I am slightly disappointed by the Minister’s answer, although I accept that he does not have the figures to hand. In the spirit of co-operation, will he undertake to write to Committee members after today’s sitting to set out the range of figures? If he gives that undertaking, we can proceed in good grace.
I am happy to write to the Committee to set out whether there is additional information that can provide greater precision on the likely costs. The difficulty is that the costs will vary depending on things such as the complexity of the application and whether it goes to appeal. Nevertheless, I will provide more clarity if it can be made available.
I am grateful for that intervention, but I am genuinely surprised. The Government—I am not making a political point—say that the Bill is about reducing burdens, and they have obviously done a lot of work on it, so they must have a range of figures. I appreciate that the Minister will need to ask his officials to dig out the relevant paperwork, but it is not beyond the wit of the Government to tell the Committee whether the process will cost £50 or £50,000. I am trying to be helpful by suggesting that they give the Committee the range of costs. I take the Minister’s point that the costs will vary; it is horses for courses. Will he write to us and say, “This is based on experience.”? Clearly, the Government would not have introduced the clause if they did not have an idea of what the burden on businesses will be.
My hon. Friend is being generous in giving way, as always. It is not self-evident that the Government would not have introduced the measure without knowing how much it will save. They have introduced it without knowing how much it will save.
My hon. Friend is perceptive. I am not sure whether “scooby” is a parliamentary word—it is certainly a word in Scotland—but it appears that the Government do not have a scooby about the cost. I am surprised because we have repeatedly heard, as I am sure the Members who served on the Joint Committee will have done, that the Bill is about reducing burdens.
I am slightly nervous that the Government do not seem to know what the cost to landowners and farmers will be. However, I suspect that while I have been on my feet the Minister may have received some inspiration, so if he wants to intervene on me I shall be happy to give way.
Andrew Bridgen rose—
I am happy to intervene. Inspiration sometimes comes in a flash in Committee, and I appreciate that. We have some research on the matter, and I am in a position to give a range of figures for the likely cost. I shall happily write to the hon. Gentleman and other members of the Committee setting them out.

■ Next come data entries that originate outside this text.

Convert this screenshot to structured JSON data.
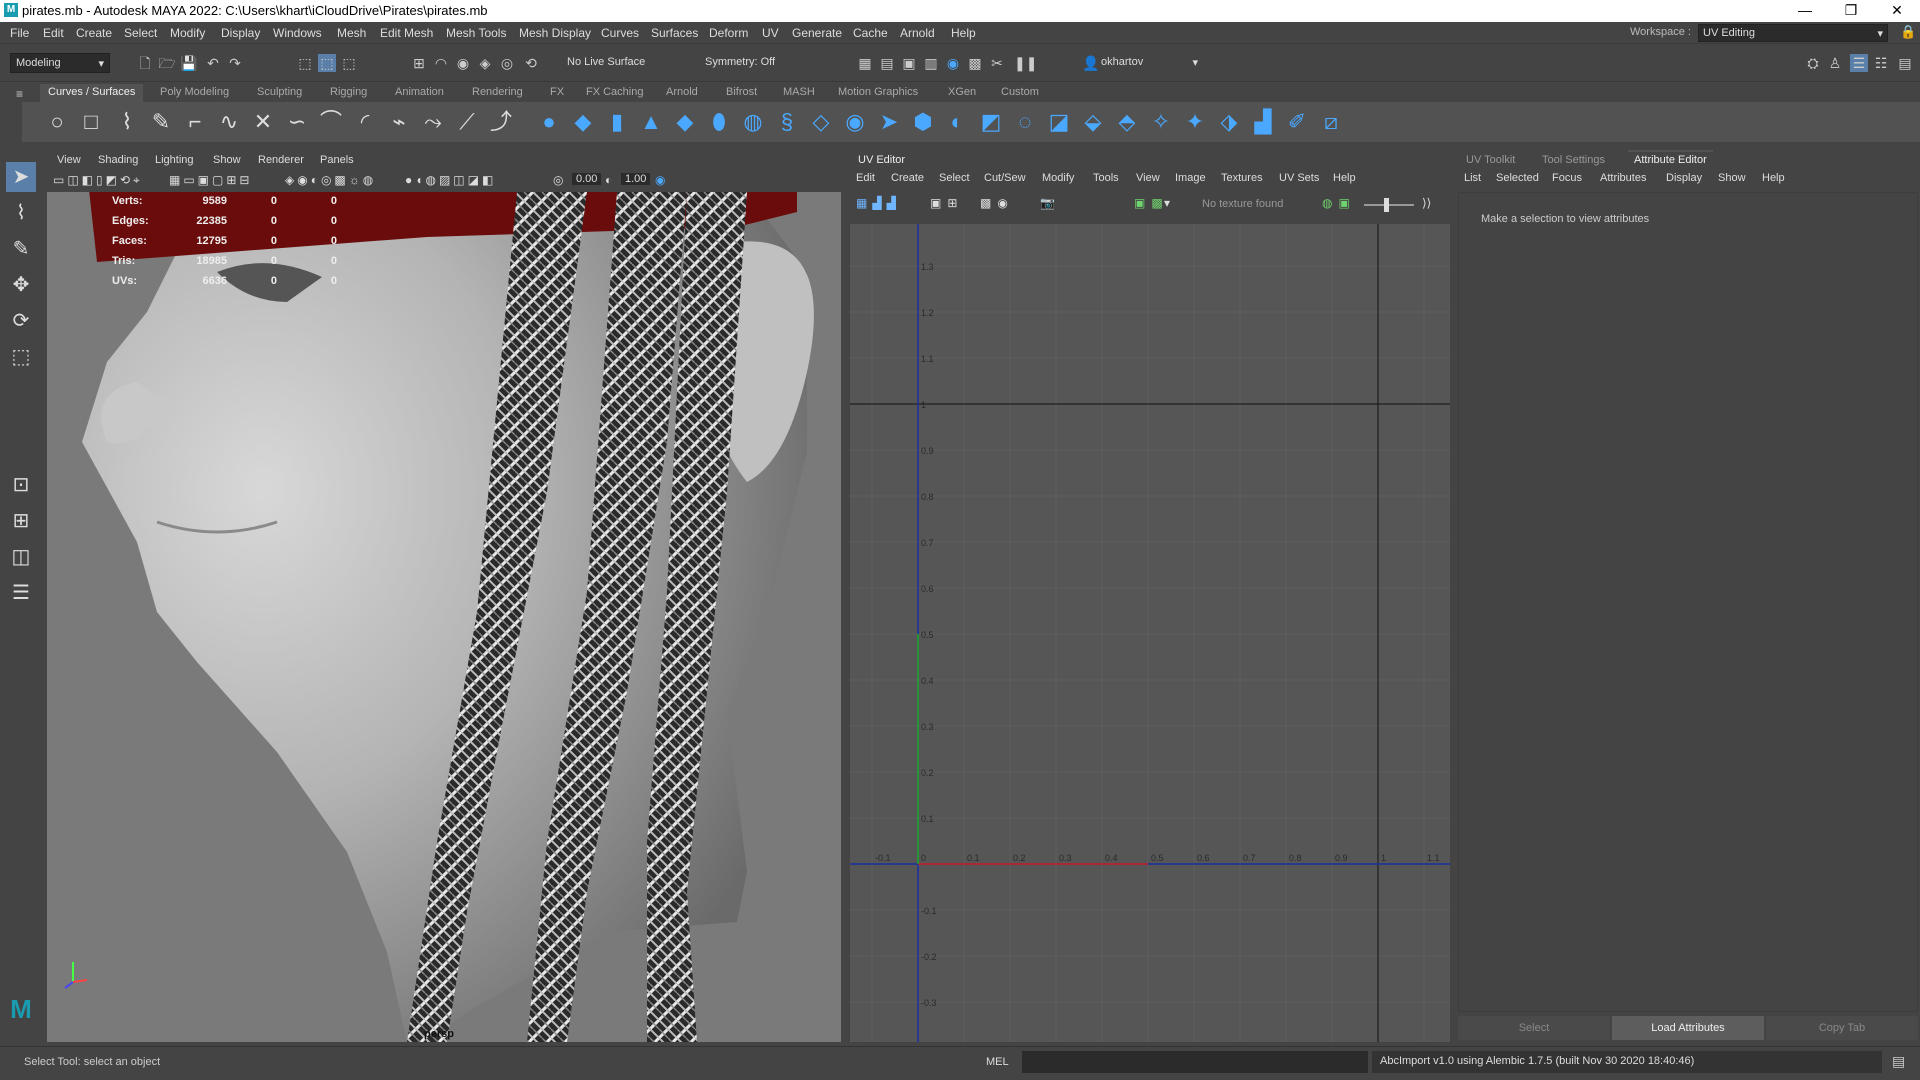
{
  "window": {
    "title": "pirates.mb - Autodesk MAYA 2022: C:\\Users\\khart\\iCloudDrive\\Pirates\\pirates.mb",
    "minimize": "—",
    "restore": "❐",
    "close": "✕"
  },
  "menubar": {
    "items": [
      "File",
      "Edit",
      "Create",
      "Select",
      "Modify",
      "Display",
      "Windows",
      "Mesh",
      "Edit Mesh",
      "Mesh Tools",
      "Mesh Display",
      "Curves",
      "Surfaces",
      "Deform",
      "UV",
      "Generate",
      "Cache",
      "Arnold",
      "Help"
    ],
    "workspace_label": "Workspace :",
    "workspace_value": "UV Editing"
  },
  "statusline": {
    "mode": "Modeling",
    "live_surface": "No Live Surface",
    "symmetry": "Symmetry: Off",
    "user": "okhartov"
  },
  "shelf": {
    "tabs": [
      "Curves / Surfaces",
      "Poly Modeling",
      "Sculpting",
      "Rigging",
      "Animation",
      "Rendering",
      "FX",
      "FX Caching",
      "Arnold",
      "Bifrost",
      "MASH",
      "Motion Graphics",
      "XGen",
      "Custom"
    ],
    "active": "Curves / Surfaces"
  },
  "viewport": {
    "menu": [
      "View",
      "Shading",
      "Lighting",
      "Show",
      "Renderer",
      "Panels"
    ],
    "field1": "0.00",
    "field2": "1.00",
    "camera": "persp",
    "hud": [
      {
        "label": "Verts:",
        "a": "9589",
        "b": "0",
        "c": "0"
      },
      {
        "label": "Edges:",
        "a": "22385",
        "b": "0",
        "c": "0"
      },
      {
        "label": "Faces:",
        "a": "12795",
        "b": "0",
        "c": "0"
      },
      {
        "label": "Tris:",
        "a": "18985",
        "b": "0",
        "c": "0"
      },
      {
        "label": "UVs:",
        "a": "6636",
        "b": "0",
        "c": "0"
      }
    ],
    "colors": {
      "band": "#6b0c0c",
      "bg": "#7a7a7a"
    }
  },
  "uv_editor": {
    "title": "UV Editor",
    "menu": [
      "Edit",
      "Create",
      "Select",
      "Cut/Sew",
      "Modify",
      "Tools",
      "View",
      "Image",
      "Textures",
      "UV Sets",
      "Help"
    ],
    "no_texture": "No texture found",
    "x_ticks": [
      "-0.1",
      "0",
      "0.1",
      "0.2",
      "0.3",
      "0.4",
      "0.5",
      "0.6",
      "0.7",
      "0.8",
      "0.9",
      "1",
      "1.1"
    ],
    "y_ticks": [
      "1.3",
      "1.2",
      "1.1",
      "1",
      "0.9",
      "0.8",
      "0.7",
      "0.6",
      "0.5",
      "0.4",
      "0.3",
      "0.2",
      "0.1",
      "0",
      "-0.1",
      "-0.2",
      "-0.3",
      "-0.4"
    ]
  },
  "attribute_editor": {
    "tabs": [
      "UV Toolkit",
      "Tool Settings",
      "Attribute Editor"
    ],
    "active": "Attribute Editor",
    "menu": [
      "List",
      "Selected",
      "Focus",
      "Attributes",
      "Display",
      "Show",
      "Help"
    ],
    "message": "Make a selection to view attributes",
    "buttons": [
      "Select",
      "Load Attributes",
      "Copy Tab"
    ]
  },
  "bottom": {
    "help": "Select Tool: select an object",
    "lang": "MEL",
    "result": "AbcImport v1.0 using Alembic 1.7.5 (built Nov 30 2020 18:40:46)"
  }
}
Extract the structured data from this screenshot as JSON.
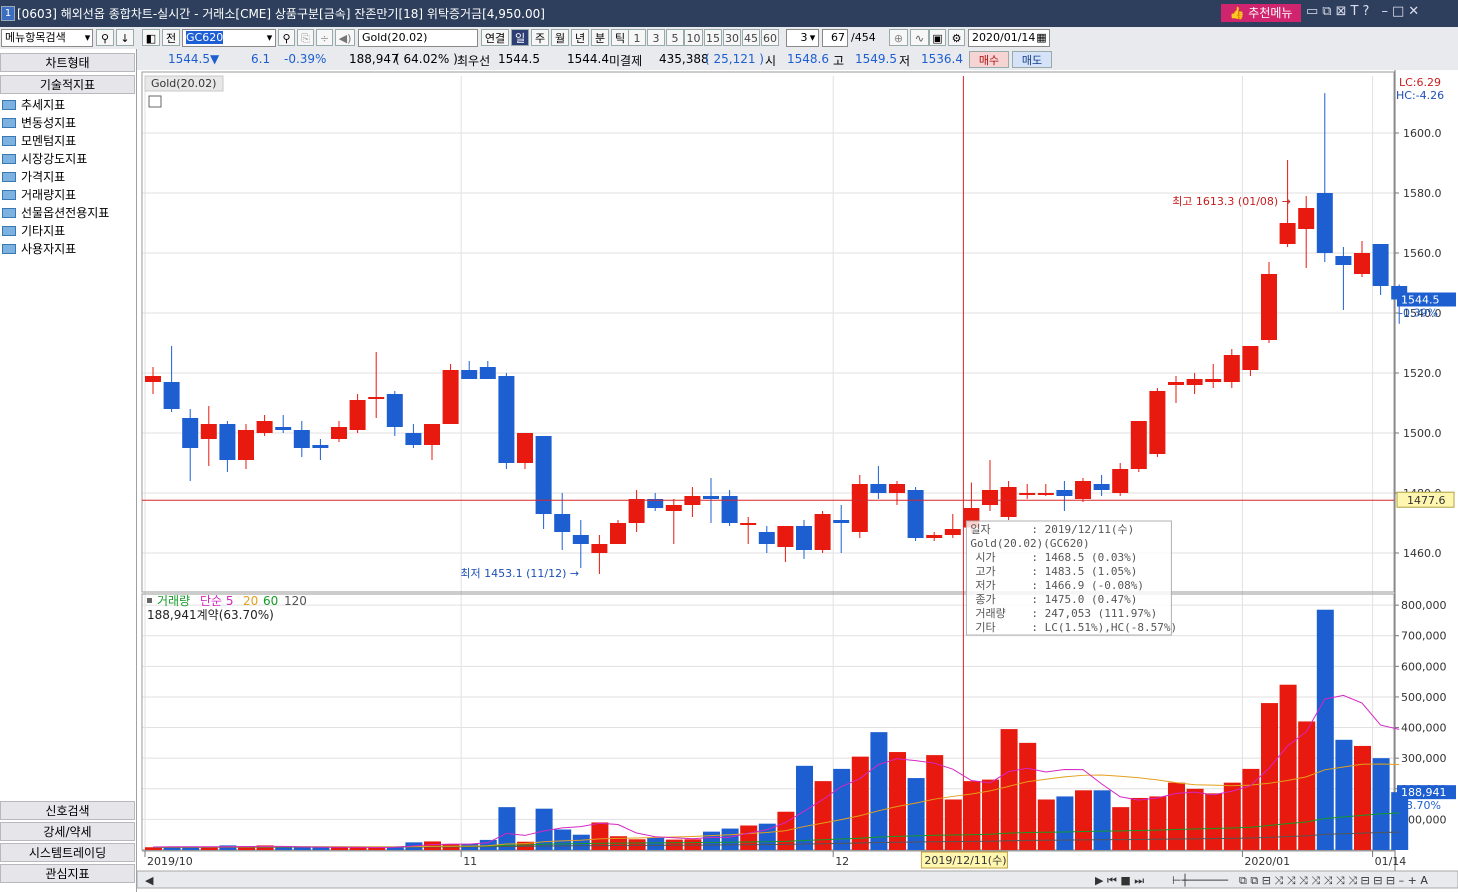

Surely, the hon. Gentleman knows from his own experience how contentious, protracted and expensive disputes over rights of way can be and understands that anything that cuts the time will cut the expense.
I am conscious that you may pull me up, Mr Chope, for reopening a debate that we have already had, but the clause is really about who pays and the transfer of that, rather than the simplification of overall bureaucracy: I shall try to avoid temptation. Given the generous offer by the Parliamentary Secretary to write to members of the Committee, I am more than happy to express our continued support for the clause.